The post office is one of four in the state and nearly 4,000 nationwide targeted for review as the USPS faces an unprecedented financial crisis. USPS is currently gathering community feedback and financial information for all post offices under consideration.
Jodi Nascimneto, manager of post office operations in USPS’s Honolulu district, said her office is considering three options for Kalaupapa: continue running the post office, hire an outside contractor to take it over, or close it altogether.
With no banks or cell phone service in the settlement, many attendees said closing the Kalaupapa Post Office would further isolate residents – likening it to the forced isolation of Kalaupapa’s Hansen’s disease patient-residents until the late 1960s. Unreliable dial-up is the only form of Internet available – and many residents do not even have that, said Department of Health Administrator Mark Miller.
To close the post office would be to “have denied … inalienable rights to these people who are just as American as anybody else,” Miller said.
Patient-resident Gloria Marks said theirs is a “very unique post office … in a very unique setting.”
“I think you folks should consider that,” she said. “It’s very important to us.”
“Humbly I would just beg you not to close the post office because all of us need it down here,” added another resident.
State Reps. John Mizuno and Faye Hanohano, who together visited Kalaupapa Sept. 13, have also expressed support for the post office, signing a joint letter to the USPS Honolulu office asking to keep the Kalaupapa Post Office open.
Several attendees of last week’s meeting were baffled by a computer-generated message sent to all post office boxes within the settlement, suggesting that if the Kalaupapa Post Office closed, settlement residents could get their mail at one of four post offices topside Molokai.
That would allow them two unpleasant options: They could hike nearly four miles up the grueling Kalaupapa Trail – more than 20 switchbacks winding up a steep elevation of nearly 2000 feet – before traveling several more miles to the post office in Kualapu`u or Kaunakakai; or spend $500 on a roundtrip plane ticket between the settlement and topside Molokai, plus $60 on a rental car, Miller estimated.

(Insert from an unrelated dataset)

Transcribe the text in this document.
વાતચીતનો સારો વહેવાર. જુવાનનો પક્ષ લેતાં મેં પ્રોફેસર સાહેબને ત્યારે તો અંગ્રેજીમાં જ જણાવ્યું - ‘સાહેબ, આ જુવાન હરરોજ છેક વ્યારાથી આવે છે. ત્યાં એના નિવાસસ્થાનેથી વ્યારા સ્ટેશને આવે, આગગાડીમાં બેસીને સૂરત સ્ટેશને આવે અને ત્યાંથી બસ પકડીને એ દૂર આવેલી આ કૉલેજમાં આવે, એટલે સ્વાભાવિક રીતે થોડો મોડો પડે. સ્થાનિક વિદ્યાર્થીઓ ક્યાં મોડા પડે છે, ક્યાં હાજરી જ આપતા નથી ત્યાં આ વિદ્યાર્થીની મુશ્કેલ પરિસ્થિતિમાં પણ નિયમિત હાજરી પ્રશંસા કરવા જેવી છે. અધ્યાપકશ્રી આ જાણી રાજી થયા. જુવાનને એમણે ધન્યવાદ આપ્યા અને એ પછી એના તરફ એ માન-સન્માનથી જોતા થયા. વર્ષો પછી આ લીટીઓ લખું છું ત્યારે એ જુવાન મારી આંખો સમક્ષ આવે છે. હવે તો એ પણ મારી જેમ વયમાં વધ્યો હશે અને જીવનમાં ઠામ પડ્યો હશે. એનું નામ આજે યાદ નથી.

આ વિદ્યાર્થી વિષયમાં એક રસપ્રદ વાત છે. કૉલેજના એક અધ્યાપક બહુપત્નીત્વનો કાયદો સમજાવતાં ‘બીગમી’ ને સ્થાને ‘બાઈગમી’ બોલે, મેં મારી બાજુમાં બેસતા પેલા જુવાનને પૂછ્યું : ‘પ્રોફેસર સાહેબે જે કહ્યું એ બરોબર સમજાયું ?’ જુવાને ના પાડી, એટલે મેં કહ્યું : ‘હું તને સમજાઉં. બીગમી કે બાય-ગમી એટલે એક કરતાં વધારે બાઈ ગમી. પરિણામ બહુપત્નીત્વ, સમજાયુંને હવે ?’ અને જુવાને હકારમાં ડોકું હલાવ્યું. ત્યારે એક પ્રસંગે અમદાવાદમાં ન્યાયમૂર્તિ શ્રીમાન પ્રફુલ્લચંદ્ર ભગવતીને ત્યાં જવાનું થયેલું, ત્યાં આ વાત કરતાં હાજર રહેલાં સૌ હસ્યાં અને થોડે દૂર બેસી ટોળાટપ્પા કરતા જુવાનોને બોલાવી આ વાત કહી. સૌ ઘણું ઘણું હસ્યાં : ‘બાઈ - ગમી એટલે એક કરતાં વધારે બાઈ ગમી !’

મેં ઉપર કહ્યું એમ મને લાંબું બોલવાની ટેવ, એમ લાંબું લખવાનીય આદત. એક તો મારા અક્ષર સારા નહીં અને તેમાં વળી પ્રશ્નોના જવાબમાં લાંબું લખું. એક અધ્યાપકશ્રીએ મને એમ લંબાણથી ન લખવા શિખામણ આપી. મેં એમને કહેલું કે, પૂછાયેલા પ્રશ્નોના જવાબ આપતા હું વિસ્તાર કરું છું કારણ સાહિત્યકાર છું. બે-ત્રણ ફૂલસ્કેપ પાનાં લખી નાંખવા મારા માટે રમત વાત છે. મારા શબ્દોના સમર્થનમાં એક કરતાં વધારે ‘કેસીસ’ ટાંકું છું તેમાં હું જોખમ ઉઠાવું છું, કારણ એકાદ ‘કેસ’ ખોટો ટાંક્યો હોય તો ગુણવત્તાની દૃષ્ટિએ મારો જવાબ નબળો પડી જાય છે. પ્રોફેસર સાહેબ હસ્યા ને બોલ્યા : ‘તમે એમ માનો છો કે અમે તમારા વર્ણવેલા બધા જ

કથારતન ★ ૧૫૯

Nascimento apologized for the letter, which she said her district office could not edit after it was automatically generated. After the meeting, she said the visit – which also included two other USPS representatives – answered questions which she “[didn’t] think a survey would have answered.”
“There was added value for us to be here,” she said, adding she was “touched” by the strong turnout.
The public now has until the end of the month to mail comments to USPS. Letters, which must be postmarked by Sept. 30, may be mailed to CSDC Manager, US Postal Service, 3600 Aolele St., Honolulu, HI 96820.
Once a local review team develops a proposal for action, it must be posted for 60 days for additional comments before being sent to Nascimento for approval, who may send it to the USPS Vice President of Delivery and Post Office Operations for the final decision. That determination will be posted for 30 days, at which time customers may appeal the decision to the Postal Regulatory Commission.